Till then I juggle with the thought and battle with the many pros and cons of the significance of sibling age gaps.
The main pro of close succession children is definitely that parents are indeed done and over with it fast, it means you get through the early years faster overall.
This, definitely helps especially while you are still very much in the rhythm of night interruptions, diaper changes et al. It could be tough to get back to that life of chaos, little and interrupted sleep and figuring out what each wail of your baby signifies. It’s very easy to forget what a sleepless night resembles after a year or two of rest.
The flipside is those couple of years can be close to hellish chaos with the parents going absolutely bananas managing a new born baby with the demands of a barely there toddler. The early years are intense and with two or more in a row, the intensity can multiply.
In my case, Peanut hadn’t started any form of pre-school and was very much a part of Buttercup’s first months of existence. From being suddenly distanced (in his mind ONLY) from his mom to just as suddenly wanting all his mom’s attention, this mom was running from one super needy toddler to one super clingy baby (contrary to my merry thinking, second children don’t just grow up on their own – they need just as much attention). On the plus side, this made me a great multitasker. So while reading Peanut his books, I would be often feeding Buttercup. During our walks, Buttercup was strapped onto me and Peanut and self explored nature. Now the responsibility had doubled, stress had doubled. One would argue that love had doubled too but at that time of being confronted with a crying baby and a shouting toddler at the very same instance, you can only think of how to restore peace and sanity and fast.
Considering this, I wonder if a wider gap would have been more beneficial. If Peanut was in school, Buttercup would have got some undivided attention. Atleast Peanut would have been on some routine and involved in some daily structured learning as opposed to dependent on Buttercup’s random feeding and sleeping pattern Then again, maybe this unstructured life’s learning and being wholly part of his sister’s growth added a dimension that no school could have provided. Who knows?

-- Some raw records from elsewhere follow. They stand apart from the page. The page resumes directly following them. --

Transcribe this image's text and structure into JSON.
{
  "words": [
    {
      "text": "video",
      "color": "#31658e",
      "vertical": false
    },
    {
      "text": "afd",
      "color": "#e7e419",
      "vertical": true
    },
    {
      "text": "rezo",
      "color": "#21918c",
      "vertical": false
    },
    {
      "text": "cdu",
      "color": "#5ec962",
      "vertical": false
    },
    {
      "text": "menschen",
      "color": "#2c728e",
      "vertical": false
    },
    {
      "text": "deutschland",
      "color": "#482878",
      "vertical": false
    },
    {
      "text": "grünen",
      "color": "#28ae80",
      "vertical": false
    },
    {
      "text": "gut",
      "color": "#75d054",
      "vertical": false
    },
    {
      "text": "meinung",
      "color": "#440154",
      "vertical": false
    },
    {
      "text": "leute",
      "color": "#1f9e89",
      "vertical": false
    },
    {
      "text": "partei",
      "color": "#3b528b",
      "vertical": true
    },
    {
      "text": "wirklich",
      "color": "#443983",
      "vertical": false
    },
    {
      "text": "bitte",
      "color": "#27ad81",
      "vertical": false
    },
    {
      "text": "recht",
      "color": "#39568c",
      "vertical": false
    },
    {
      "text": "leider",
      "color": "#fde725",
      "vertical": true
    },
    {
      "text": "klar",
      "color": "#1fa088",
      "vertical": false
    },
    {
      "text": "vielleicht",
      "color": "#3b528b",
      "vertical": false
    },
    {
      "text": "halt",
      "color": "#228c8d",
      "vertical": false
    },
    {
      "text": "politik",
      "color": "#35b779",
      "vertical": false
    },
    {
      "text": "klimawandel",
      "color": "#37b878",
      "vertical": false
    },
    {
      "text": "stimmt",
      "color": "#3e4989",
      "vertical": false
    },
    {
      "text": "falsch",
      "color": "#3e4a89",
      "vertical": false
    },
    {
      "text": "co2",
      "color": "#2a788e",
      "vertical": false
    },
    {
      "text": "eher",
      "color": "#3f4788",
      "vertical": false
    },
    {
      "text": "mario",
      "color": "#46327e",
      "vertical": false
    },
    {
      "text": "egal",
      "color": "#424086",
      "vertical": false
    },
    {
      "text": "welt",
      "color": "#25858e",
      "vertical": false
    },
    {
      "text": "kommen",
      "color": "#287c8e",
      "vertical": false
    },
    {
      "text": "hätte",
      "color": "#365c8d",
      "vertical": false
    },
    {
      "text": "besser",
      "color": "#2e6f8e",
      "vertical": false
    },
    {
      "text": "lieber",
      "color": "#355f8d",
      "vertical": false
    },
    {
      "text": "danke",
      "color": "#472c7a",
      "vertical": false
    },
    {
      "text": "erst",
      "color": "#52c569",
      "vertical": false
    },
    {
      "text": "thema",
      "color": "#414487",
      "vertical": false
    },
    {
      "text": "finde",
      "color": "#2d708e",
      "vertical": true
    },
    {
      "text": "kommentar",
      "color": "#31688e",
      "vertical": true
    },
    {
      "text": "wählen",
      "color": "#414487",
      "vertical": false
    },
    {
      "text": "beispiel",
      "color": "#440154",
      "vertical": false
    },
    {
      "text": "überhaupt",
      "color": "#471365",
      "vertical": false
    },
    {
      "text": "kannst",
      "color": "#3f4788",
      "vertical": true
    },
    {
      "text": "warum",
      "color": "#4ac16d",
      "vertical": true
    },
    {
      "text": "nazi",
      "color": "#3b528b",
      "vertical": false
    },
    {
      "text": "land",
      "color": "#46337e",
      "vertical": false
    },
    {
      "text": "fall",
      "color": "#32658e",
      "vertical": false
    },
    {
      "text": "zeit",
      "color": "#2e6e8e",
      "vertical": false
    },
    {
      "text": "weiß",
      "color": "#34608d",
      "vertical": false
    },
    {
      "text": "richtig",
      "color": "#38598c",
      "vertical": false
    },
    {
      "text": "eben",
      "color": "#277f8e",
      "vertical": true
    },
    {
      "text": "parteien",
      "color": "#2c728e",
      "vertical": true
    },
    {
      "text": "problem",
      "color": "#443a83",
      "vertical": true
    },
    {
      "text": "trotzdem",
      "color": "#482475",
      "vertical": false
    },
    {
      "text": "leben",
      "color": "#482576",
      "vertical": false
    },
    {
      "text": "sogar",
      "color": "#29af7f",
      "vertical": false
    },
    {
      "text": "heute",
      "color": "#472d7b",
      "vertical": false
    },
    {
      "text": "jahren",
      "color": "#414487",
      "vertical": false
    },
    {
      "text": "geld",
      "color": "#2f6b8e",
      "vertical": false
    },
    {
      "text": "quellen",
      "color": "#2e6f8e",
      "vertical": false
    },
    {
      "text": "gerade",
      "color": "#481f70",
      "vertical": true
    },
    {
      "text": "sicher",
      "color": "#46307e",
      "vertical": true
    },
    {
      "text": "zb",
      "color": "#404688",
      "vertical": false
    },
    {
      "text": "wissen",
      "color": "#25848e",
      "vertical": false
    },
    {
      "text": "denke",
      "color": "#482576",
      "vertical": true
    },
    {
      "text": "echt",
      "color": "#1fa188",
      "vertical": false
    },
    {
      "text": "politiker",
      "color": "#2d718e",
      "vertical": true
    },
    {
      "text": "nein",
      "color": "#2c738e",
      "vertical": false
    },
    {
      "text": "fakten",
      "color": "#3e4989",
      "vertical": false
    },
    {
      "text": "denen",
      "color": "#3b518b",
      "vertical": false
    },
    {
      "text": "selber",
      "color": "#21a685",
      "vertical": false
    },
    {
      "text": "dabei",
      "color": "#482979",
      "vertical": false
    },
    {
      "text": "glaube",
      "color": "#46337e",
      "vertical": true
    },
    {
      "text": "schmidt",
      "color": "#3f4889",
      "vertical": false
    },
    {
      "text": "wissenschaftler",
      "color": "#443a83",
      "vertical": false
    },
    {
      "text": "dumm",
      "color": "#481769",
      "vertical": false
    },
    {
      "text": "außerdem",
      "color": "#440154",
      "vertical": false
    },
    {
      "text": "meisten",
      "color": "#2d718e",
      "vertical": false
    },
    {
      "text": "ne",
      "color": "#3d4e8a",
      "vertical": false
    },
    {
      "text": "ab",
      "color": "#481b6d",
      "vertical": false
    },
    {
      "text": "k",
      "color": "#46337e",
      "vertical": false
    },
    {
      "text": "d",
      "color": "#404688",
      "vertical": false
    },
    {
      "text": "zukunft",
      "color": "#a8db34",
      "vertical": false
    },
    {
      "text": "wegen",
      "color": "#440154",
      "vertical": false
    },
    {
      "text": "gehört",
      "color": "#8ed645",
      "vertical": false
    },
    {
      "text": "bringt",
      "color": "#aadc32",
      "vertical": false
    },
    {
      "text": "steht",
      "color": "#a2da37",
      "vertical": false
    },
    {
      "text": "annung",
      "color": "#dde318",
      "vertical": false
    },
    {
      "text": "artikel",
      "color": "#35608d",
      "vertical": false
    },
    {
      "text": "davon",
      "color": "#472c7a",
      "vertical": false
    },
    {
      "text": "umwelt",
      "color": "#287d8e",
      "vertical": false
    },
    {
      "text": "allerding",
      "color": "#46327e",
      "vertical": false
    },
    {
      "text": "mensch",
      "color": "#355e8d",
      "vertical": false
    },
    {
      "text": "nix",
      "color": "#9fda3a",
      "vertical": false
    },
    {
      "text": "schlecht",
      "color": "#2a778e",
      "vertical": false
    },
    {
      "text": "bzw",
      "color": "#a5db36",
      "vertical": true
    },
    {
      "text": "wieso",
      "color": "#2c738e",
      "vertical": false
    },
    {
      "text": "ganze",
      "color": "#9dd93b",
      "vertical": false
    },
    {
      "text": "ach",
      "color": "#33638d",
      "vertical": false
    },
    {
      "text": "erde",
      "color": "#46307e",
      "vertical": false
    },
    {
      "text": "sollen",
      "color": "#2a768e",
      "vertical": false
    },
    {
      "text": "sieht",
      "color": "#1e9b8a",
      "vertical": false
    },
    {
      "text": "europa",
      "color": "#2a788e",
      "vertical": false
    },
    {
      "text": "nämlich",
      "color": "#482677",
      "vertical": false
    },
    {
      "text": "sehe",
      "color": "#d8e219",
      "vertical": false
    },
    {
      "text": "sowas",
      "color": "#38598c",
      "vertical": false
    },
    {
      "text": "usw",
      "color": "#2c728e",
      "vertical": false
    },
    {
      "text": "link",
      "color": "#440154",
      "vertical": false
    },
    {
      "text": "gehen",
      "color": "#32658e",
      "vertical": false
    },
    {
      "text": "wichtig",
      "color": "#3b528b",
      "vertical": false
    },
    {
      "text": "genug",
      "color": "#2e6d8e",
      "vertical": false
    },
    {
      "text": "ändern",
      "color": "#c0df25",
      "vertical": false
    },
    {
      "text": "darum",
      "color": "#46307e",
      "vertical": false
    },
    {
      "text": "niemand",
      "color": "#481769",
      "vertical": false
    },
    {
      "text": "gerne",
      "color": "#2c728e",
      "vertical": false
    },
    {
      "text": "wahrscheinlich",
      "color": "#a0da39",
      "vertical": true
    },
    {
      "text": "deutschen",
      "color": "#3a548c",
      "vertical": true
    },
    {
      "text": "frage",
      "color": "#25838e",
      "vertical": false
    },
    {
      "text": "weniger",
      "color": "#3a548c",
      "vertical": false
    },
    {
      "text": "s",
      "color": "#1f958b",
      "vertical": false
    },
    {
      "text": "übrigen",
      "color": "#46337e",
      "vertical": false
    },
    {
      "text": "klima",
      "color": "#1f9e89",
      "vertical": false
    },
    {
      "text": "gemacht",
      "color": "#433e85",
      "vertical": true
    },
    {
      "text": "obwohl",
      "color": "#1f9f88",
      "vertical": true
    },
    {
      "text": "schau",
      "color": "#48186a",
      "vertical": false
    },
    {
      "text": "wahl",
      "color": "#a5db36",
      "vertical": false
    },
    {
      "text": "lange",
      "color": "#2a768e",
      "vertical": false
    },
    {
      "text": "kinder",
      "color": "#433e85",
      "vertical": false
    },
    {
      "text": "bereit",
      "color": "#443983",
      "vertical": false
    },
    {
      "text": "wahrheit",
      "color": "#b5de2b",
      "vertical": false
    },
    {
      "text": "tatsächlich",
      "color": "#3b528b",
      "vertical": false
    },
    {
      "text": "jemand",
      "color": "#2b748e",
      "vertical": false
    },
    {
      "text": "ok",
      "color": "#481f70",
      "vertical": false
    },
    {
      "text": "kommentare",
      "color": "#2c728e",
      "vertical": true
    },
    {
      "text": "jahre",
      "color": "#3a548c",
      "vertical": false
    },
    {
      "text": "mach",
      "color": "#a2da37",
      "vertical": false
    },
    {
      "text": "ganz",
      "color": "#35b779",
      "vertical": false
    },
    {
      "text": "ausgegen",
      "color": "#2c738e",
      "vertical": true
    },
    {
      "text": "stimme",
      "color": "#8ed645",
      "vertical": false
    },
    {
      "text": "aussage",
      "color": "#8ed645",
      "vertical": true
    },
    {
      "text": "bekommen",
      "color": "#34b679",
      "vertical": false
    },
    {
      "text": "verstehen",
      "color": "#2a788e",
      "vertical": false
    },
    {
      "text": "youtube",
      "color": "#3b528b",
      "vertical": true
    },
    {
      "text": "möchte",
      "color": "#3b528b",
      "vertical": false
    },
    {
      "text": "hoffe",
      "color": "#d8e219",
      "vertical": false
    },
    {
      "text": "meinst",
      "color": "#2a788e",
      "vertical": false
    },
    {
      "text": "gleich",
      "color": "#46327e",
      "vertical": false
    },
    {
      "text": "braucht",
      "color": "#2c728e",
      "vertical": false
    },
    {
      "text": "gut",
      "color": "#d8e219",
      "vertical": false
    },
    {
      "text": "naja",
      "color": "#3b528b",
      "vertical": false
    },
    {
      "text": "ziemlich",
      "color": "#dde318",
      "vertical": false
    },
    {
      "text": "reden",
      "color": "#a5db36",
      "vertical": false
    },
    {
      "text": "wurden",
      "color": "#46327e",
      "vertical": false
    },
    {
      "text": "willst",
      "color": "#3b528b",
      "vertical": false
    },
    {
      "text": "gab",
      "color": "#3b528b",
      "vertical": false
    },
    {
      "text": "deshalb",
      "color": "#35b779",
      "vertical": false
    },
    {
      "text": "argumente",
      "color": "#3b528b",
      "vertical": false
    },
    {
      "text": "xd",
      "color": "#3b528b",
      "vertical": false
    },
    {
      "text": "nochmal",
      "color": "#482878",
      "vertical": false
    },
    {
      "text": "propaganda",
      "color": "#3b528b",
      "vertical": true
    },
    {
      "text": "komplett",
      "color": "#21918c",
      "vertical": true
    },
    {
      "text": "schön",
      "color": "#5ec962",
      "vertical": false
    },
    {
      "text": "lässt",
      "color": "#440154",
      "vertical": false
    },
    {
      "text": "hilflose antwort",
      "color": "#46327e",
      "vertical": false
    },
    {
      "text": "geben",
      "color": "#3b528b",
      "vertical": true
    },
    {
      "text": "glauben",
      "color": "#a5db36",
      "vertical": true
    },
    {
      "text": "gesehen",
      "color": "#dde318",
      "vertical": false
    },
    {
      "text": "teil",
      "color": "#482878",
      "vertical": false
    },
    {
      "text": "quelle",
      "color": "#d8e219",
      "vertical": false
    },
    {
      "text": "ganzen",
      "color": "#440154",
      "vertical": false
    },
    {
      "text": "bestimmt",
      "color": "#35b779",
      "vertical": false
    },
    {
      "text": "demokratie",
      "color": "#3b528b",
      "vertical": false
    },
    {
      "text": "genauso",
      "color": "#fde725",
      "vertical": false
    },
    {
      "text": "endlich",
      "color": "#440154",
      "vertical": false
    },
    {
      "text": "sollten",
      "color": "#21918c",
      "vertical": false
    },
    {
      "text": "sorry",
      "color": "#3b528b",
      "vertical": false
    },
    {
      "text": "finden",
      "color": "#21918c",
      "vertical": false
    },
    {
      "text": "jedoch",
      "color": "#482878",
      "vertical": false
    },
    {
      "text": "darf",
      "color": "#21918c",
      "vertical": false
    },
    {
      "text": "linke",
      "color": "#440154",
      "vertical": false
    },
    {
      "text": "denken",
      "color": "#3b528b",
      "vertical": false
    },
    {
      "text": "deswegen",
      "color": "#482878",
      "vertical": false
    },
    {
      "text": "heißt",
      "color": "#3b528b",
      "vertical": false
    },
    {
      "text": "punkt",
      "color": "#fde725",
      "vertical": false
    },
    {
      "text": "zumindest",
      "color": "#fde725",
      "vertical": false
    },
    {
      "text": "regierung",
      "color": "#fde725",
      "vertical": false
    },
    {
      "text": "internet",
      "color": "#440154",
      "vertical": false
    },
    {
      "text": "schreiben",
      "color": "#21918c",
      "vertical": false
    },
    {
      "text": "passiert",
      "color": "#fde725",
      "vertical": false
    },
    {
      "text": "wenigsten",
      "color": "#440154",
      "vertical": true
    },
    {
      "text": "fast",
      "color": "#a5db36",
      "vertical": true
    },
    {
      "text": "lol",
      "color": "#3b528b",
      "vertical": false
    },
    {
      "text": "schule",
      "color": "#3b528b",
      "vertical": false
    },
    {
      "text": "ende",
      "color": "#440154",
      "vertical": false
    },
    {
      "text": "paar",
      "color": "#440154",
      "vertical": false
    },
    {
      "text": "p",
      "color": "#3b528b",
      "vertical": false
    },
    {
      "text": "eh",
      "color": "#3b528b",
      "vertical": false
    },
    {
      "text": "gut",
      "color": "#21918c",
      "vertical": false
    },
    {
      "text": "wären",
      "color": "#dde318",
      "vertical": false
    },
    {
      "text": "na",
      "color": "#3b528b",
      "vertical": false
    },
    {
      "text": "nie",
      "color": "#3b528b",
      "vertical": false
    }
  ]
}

From the children’s perspective, we hopefully have provided them a lifelong companion very early on and they can pretty much grow up together.
From the parent’s perspective, all romantic notions sit on a back burner. One doesn’t really get any respite with a small age gap. Just as soon as you start getting your life back, planning on some romantic date nights, comes along another baby. With no family support (remember it takes a village…), and just 2 hapless people trying to make sense of these needy and adorable baby-toddler combination, conversations often converge to children – who changed the diaper, who’s turn is it for night duty, who feeds the toddler and before you know it the second child has grown up and off diapers and then we suddenly take a moment to breathe and realize, hey, these children came out of love and yet we couldnt find a moment to just take a time out for ourselves.
With less age gap, there is no ‘time out’ whatsoever. Its like one storm and before you can pick up the pieces comes the second storm.
But yes, we are pretty much over and done with ‘it’. If you survive those 2 storms and come away only slightly bruised, then you are alright, and like true heroes come out stronger than before.
We unknowingly chose the lesser age gap. In our naivety, we thought it would be better to have that intensive time in the one hit rather than staggering it out.
Would we have chosen the wider gap option – sure, the grass does look greener on that side. But ask me in a year and just maybe, maybe… I’ll be smiling and sitting smug that we got through 2 in a short span and then can sleep uninterrupted (sleep is the only thing on my mind these days).